Lesson 7: Extracting Rows/Columns from Data Frames

(The reader should cover this lesson especially slowly and carefully. The concepts are simple, but putting them together requires careful inspection.)

First, let’s review what we saw in a previous lesson:

> which1200 <- which(Nile > 1200)
> Nile[which1200]
[1] 1210 1230 1370 1210 1250 1260 1220

There, we saw how to extract vector elements. We can do something similar to extract data frame rows or columns. Here is how:

Continuing the Vitamin C example, let’s compare mean tooth length for the two types of supplements. Here is the code:

> whichOJ <- which(tg$supp == 'OJ')
> whichVC <- which(tg$supp == 'VC')
> mean(tg[whichOJ,1])
[1] 20.66333
> mean(tg[whichVC,1])
[1] 16.96333

In the first two lines above, we found which rows in tg (or equivalently, which elements in tg$supp) had the OJ supplement, and recorded those row numbers in whichOJ. Then we did the same for VC.

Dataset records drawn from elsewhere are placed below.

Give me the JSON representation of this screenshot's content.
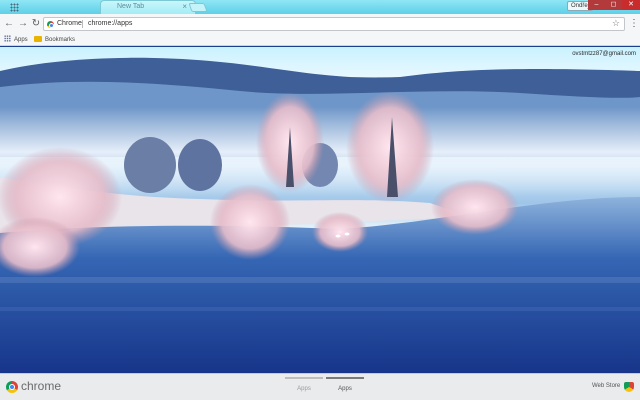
{
  "window": {
    "tab_title": "New Tab",
    "tab_close": "×",
    "profile_name": "Ondřej",
    "min_glyph": "–",
    "max_glyph": "◻",
    "close_glyph": "✕"
  },
  "toolbar": {
    "back_glyph": "←",
    "forward_glyph": "→",
    "reload_glyph": "↻",
    "chip_label": "Chrome",
    "url": "chrome://apps",
    "star_glyph": "☆",
    "menu_glyph": "⋮"
  },
  "bookmarks": {
    "apps_label": "Apps",
    "folder_label": "Bookmarks"
  },
  "ntp": {
    "account_email": "ovstmtzz87@gmail.com"
  },
  "bottom": {
    "logo_text": "chrome",
    "pages": [
      {
        "label": "Apps",
        "active": false
      },
      {
        "label": "Apps",
        "active": true
      }
    ],
    "webstore_label": "Web Store"
  },
  "icons": {
    "apps_grid": "grid-icon",
    "folder": "folder-icon",
    "chrome_logo": "chrome-logo-icon",
    "webstore": "webstore-icon"
  },
  "colors": {
    "tabstrip": "#6fd8ec",
    "window_close": "#c92c2c",
    "toolbar": "#f5f6f7",
    "bottombar": "#e9ebed"
  }
}
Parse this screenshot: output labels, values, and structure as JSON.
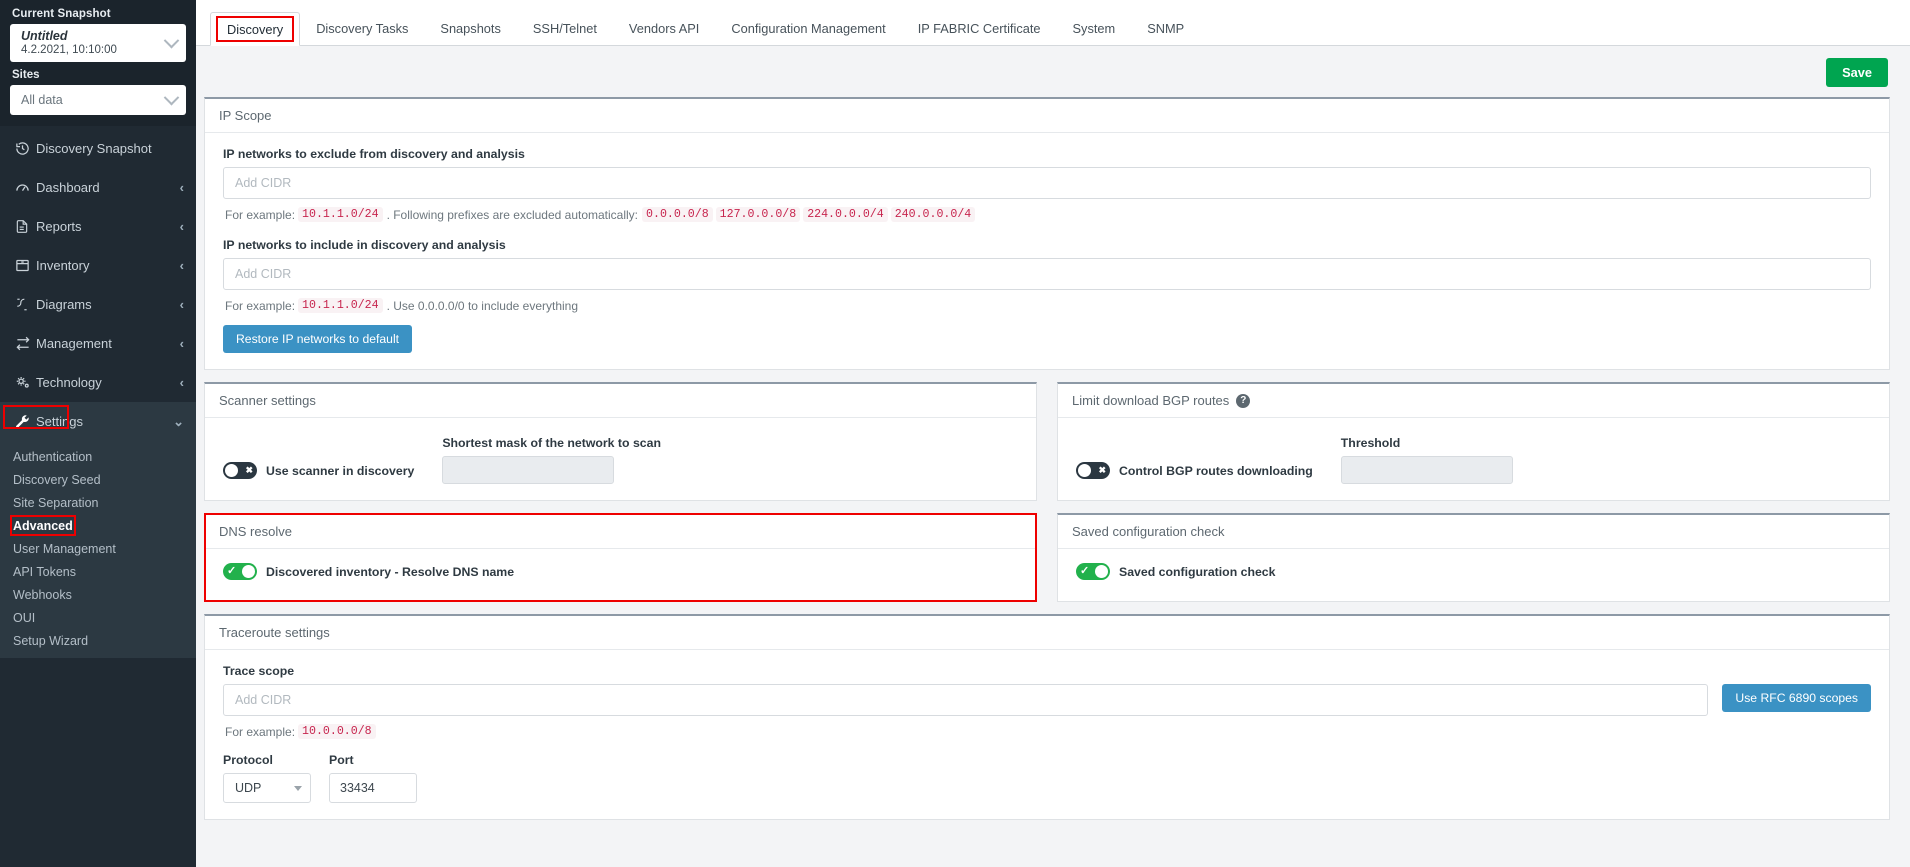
{
  "sidebar": {
    "snapshot_label": "Current Snapshot",
    "snapshot_title": "Untitled",
    "snapshot_date": "4.2.2021, 10:10:00",
    "sites_label": "Sites",
    "sites_value": "All data",
    "items": [
      {
        "label": "Discovery Snapshot",
        "icon": "history-icon",
        "chevron": ""
      },
      {
        "label": "Dashboard",
        "icon": "dashboard-icon",
        "chevron": "‹"
      },
      {
        "label": "Reports",
        "icon": "report-icon",
        "chevron": "‹"
      },
      {
        "label": "Inventory",
        "icon": "inventory-icon",
        "chevron": "‹"
      },
      {
        "label": "Diagrams",
        "icon": "diagram-icon",
        "chevron": "‹"
      },
      {
        "label": "Management",
        "icon": "management-icon",
        "chevron": "‹"
      },
      {
        "label": "Technology",
        "icon": "technology-icon",
        "chevron": "‹"
      },
      {
        "label": "Settings",
        "icon": "wrench-icon",
        "chevron": "⌄"
      }
    ],
    "settings_sub": [
      {
        "label": "Authentication"
      },
      {
        "label": "Discovery Seed"
      },
      {
        "label": "Site Separation"
      },
      {
        "label": "Advanced"
      },
      {
        "label": "User Management"
      },
      {
        "label": "API Tokens"
      },
      {
        "label": "Webhooks"
      },
      {
        "label": "OUI"
      },
      {
        "label": "Setup Wizard"
      }
    ]
  },
  "tabs": [
    {
      "label": "Discovery"
    },
    {
      "label": "Discovery Tasks"
    },
    {
      "label": "Snapshots"
    },
    {
      "label": "SSH/Telnet"
    },
    {
      "label": "Vendors API"
    },
    {
      "label": "Configuration Management"
    },
    {
      "label": "IP FABRIC Certificate"
    },
    {
      "label": "System"
    },
    {
      "label": "SNMP"
    }
  ],
  "toolbar": {
    "save_label": "Save"
  },
  "ip_scope": {
    "title": "IP Scope",
    "exclude_label": "IP networks to exclude from discovery and analysis",
    "exclude_placeholder": "Add CIDR",
    "exclude_value": "",
    "exclude_hint_prefix": "For example:",
    "exclude_hint_example": "10.1.1.0/24",
    "exclude_hint_mid": ". Following prefixes are excluded automatically:",
    "excluded_prefixes": [
      "0.0.0.0/8",
      "127.0.0.0/8",
      "224.0.0.0/4",
      "240.0.0.0/4"
    ],
    "include_label": "IP networks to include in discovery and analysis",
    "include_placeholder": "Add CIDR",
    "include_value": "",
    "include_hint_prefix": "For example:",
    "include_hint_example": "10.1.1.0/24",
    "include_hint_suffix": ". Use 0.0.0.0/0 to include everything",
    "restore_button": "Restore IP networks to default"
  },
  "scanner": {
    "title": "Scanner settings",
    "toggle_label": "Use scanner in discovery",
    "toggle_state": "off",
    "mask_label": "Shortest mask of the network to scan",
    "mask_value": ""
  },
  "bgp": {
    "title": "Limit download BGP routes",
    "help_icon": "?",
    "toggle_label": "Control BGP routes downloading",
    "toggle_state": "off",
    "threshold_label": "Threshold",
    "threshold_value": ""
  },
  "dns": {
    "title": "DNS resolve",
    "toggle_label": "Discovered inventory - Resolve DNS name",
    "toggle_state": "on"
  },
  "saved_config": {
    "title": "Saved configuration check",
    "toggle_label": "Saved configuration check",
    "toggle_state": "on"
  },
  "traceroute": {
    "title": "Traceroute settings",
    "scope_label": "Trace scope",
    "scope_placeholder": "Add CIDR",
    "scope_value": "",
    "rfc_button": "Use RFC 6890 scopes",
    "hint_prefix": "For example:",
    "hint_example": "10.0.0.0/8",
    "protocol_label": "Protocol",
    "protocol_value": "UDP",
    "port_label": "Port",
    "port_value": "33434"
  },
  "colors": {
    "accent_green": "#00a550",
    "accent_blue": "#3b92c4",
    "highlight_red": "#ee0000",
    "sidebar_bg": "#202a33",
    "toggle_on": "#22b14c"
  }
}
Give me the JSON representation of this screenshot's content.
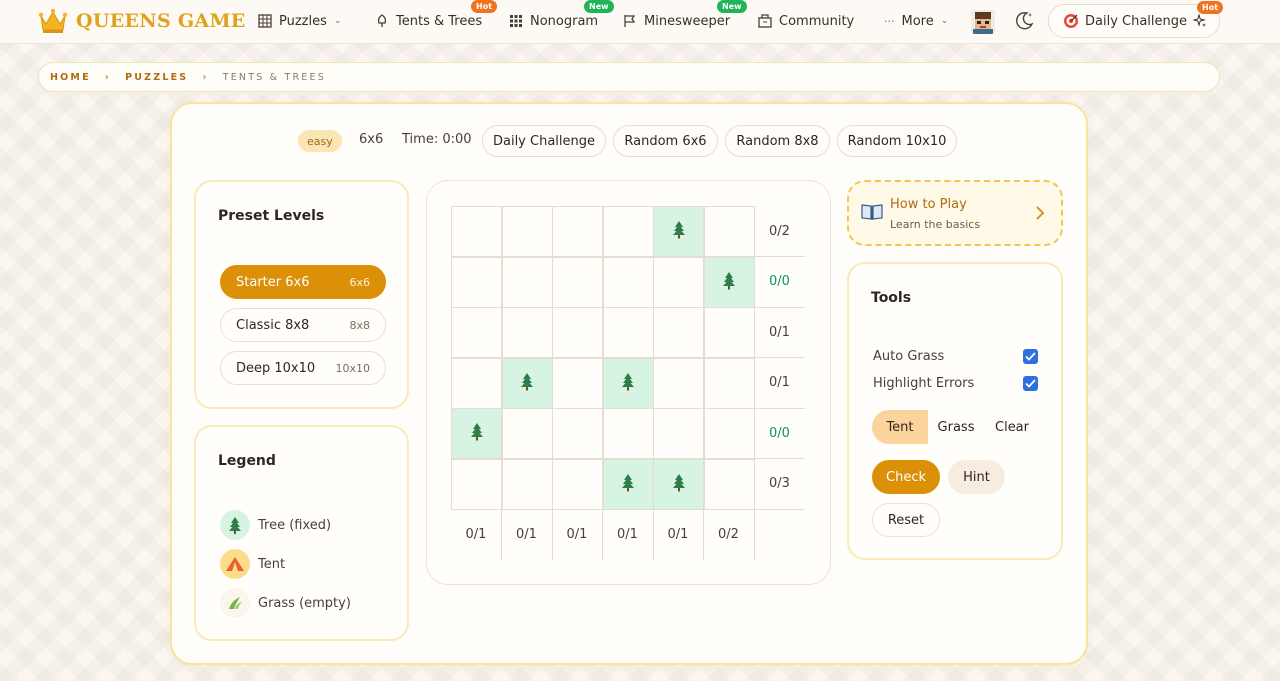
{
  "brand": {
    "name": "QUEENS GAME"
  },
  "nav": {
    "items": [
      {
        "label": "Puzzles",
        "icon": "grid-icon",
        "caret": "⌄"
      },
      {
        "label": "Tents & Trees",
        "icon": "tree-outline-icon",
        "badge": "Hot"
      },
      {
        "label": "Nonogram",
        "icon": "dots-grid-icon",
        "badge": "New"
      },
      {
        "label": "Minesweeper",
        "icon": "flag-icon",
        "badge": "New"
      },
      {
        "label": "Community",
        "icon": "community-icon"
      },
      {
        "label": "More",
        "icon": "ellipsis-icon",
        "caret": "⌄"
      }
    ],
    "daily_challenge": {
      "label": "Daily Challenge",
      "badge": "Hot"
    }
  },
  "breadcrumb": [
    "HOME",
    "PUZZLES",
    "TENTS & TREES"
  ],
  "controls": {
    "difficulty": "easy",
    "size": "6x6",
    "time": "Time: 0:00",
    "buttons": [
      "Daily Challenge",
      "Random 6x6",
      "Random 8x8",
      "Random 10x10"
    ]
  },
  "preset": {
    "title": "Preset Levels",
    "levels": [
      {
        "name": "Starter 6x6",
        "size": "6x6",
        "active": true
      },
      {
        "name": "Classic 8x8",
        "size": "8x8",
        "active": false
      },
      {
        "name": "Deep 10x10",
        "size": "10x10",
        "active": false
      }
    ]
  },
  "legend": {
    "title": "Legend",
    "items": [
      {
        "label": "Tree (fixed)",
        "icon": "tree-icon",
        "color": "#d7f4e3"
      },
      {
        "label": "Tent",
        "icon": "tent-icon",
        "color": "#fbdc8a"
      },
      {
        "label": "Grass (empty)",
        "icon": "grass-icon",
        "color": "#fbf6ec"
      }
    ]
  },
  "board": {
    "rows": 6,
    "cols": 6,
    "trees": [
      [
        0,
        4
      ],
      [
        1,
        5
      ],
      [
        3,
        1
      ],
      [
        3,
        3
      ],
      [
        4,
        0
      ],
      [
        5,
        3
      ],
      [
        5,
        4
      ]
    ],
    "row_clues": [
      {
        "text": "0/2",
        "done": false
      },
      {
        "text": "0/0",
        "done": true
      },
      {
        "text": "0/1",
        "done": false
      },
      {
        "text": "0/1",
        "done": false
      },
      {
        "text": "0/0",
        "done": true
      },
      {
        "text": "0/3",
        "done": false
      }
    ],
    "col_clues": [
      "0/1",
      "0/1",
      "0/1",
      "0/1",
      "0/1",
      "0/2"
    ]
  },
  "howto": {
    "title": "How to Play",
    "subtitle": "Learn the basics"
  },
  "tools": {
    "title": "Tools",
    "auto_grass": "Auto Grass",
    "highlight_errors": "Highlight Errors",
    "modes": [
      "Tent",
      "Grass",
      "Clear"
    ],
    "check": "Check",
    "hint": "Hint",
    "reset": "Reset"
  },
  "colors": {
    "accent": "#dc9008",
    "tree_cell": "#d7f4e3",
    "clue_done": "#129558",
    "checkbox": "#2f6fe0"
  }
}
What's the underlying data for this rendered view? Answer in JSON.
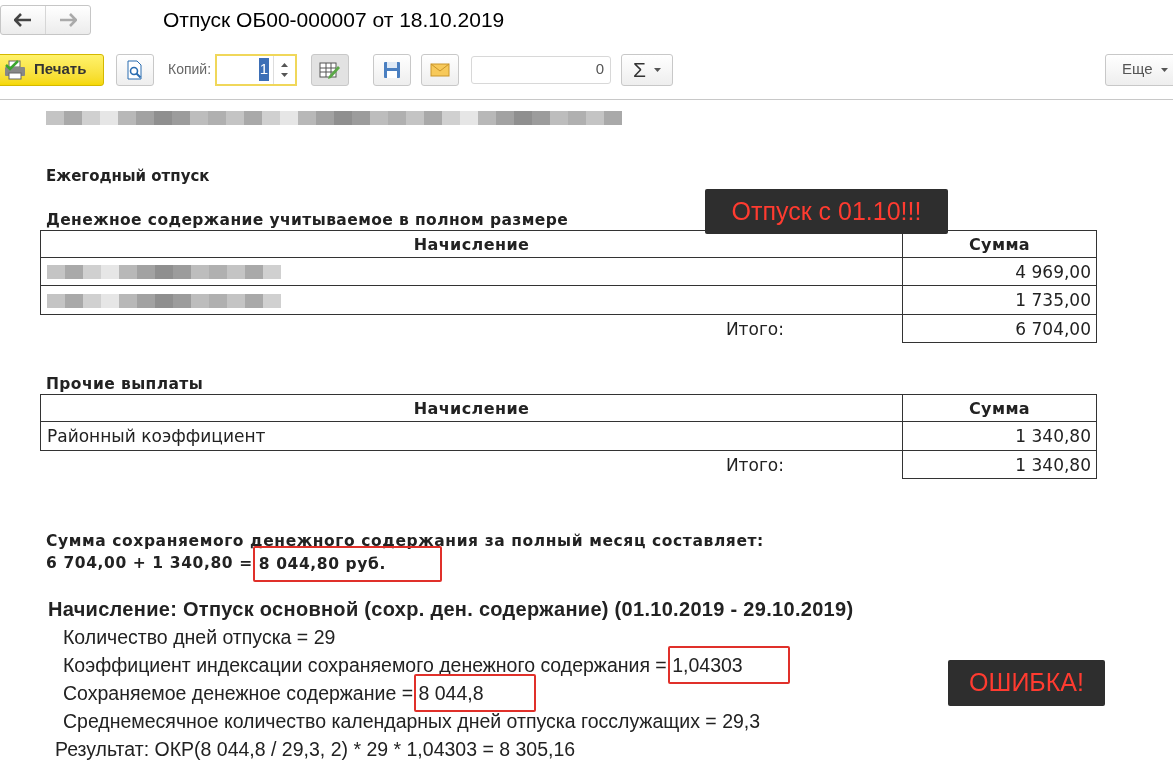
{
  "window": {
    "title": "Отпуск ОБ00-000007 от 18.10.2019"
  },
  "toolbar": {
    "print_button": "Печать",
    "copies_label": "Копий:",
    "copies_value": "1",
    "counter_value": "0",
    "sum_button": "Σ",
    "more_button": "Еще"
  },
  "document": {
    "redacted_header": true,
    "title": "Ежегодный отпуск",
    "sections": [
      {
        "heading": "Денежное содержание учитываемое в полном размере",
        "columns": [
          "Начисление",
          "Сумма"
        ],
        "rows": [
          {
            "kind": "redacted",
            "amount": "4 969,00"
          },
          {
            "kind": "redacted",
            "amount": "1 735,00"
          }
        ],
        "total_label": "Итого:",
        "total_value": "6 704,00"
      },
      {
        "heading": "Прочие выплаты",
        "columns": [
          "Начисление",
          "Сумма"
        ],
        "rows": [
          {
            "kind": "text",
            "name": "Районный коэффициент",
            "amount": "1 340,80"
          }
        ],
        "total_label": "Итого:",
        "total_value": "1 340,80"
      }
    ],
    "summary": {
      "text": "Сумма сохраняемого денежного содержания за полный месяц составляет:",
      "formula": "6 704,00 + 1 340,80 =",
      "value": "8 044,80 руб.",
      "highlighted": true
    },
    "calculation": {
      "heading": "Начисление: Отпуск основной (сохр. ден. содержание) (01.10.2019 - 29.10.2019)",
      "lines": [
        {
          "label": "Количество дней отпуска = ",
          "value": "29",
          "highlighted": false
        },
        {
          "label": "Коэффициент индексации сохраняемого денежного содержания = ",
          "value": "1,04303",
          "highlighted": true
        },
        {
          "label": "Сохраняемое денежное содержание = ",
          "value": "8 044,8",
          "highlighted": true
        },
        {
          "label": "Среднемесячное количество календарных дней отпуска госслужащих = ",
          "value": "29,3",
          "highlighted": false
        }
      ],
      "result": "Результат: ОКР(8 044,8 / 29,3, 2) * 29 * 1,04303 = 8 305,16"
    }
  },
  "callouts": [
    {
      "text": "Отпуск с 01.10!!!"
    },
    {
      "text": "ОШИБКА!"
    }
  ]
}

Now, look at the expression tg[whichOJ,1]. Remember, data frames are accessed with two subscript expressions, one for rows, one for colums, in the format

d[the rows we want, the columns we want]

So, tg[whichOJ,1] says to restrict attention to the OJ rows, and only column 1, tooth length. We then find the mean of those restricted numberss. This turned out to be 20.66333. Then do the same for VC.

Again, if we are pretty experienced, we can skip steps:

> tgoj <- tg[tg$supp == 'OJ',]
> tgvc <- tg[tg$supp == 'VC',]
> mean(tgoj$len)
[1] 20.66333
> mean(tgvc$len)
[1] 16.96333

Either way, we have the answer to our original question: Orange juice appeared to produce more growth than Vitamin C. (Of course, one might form a confidence interval for the difference etc.)

Recap: What have we learned in this lesson?

Just as we learned earlier how to use a sequence of TRUE and FALSE values to extract a parts of a vector, we now see how to do the analogous thing for data frames: We can use a sequence of TRUE and FALSE values to extract a certain rows or columns from a data frame.

It is imperative that the reader fully understand this lesson before continuing, trying some variations of the above example on his/her own. We’ll be using this technique often in this tutorial, and it is central to R usage in the real world.

Your turn: Try some of these operations on R’s built-in faithful dataset. For instance, find the number of eruptions for which the waiting time was more than 80 minutes.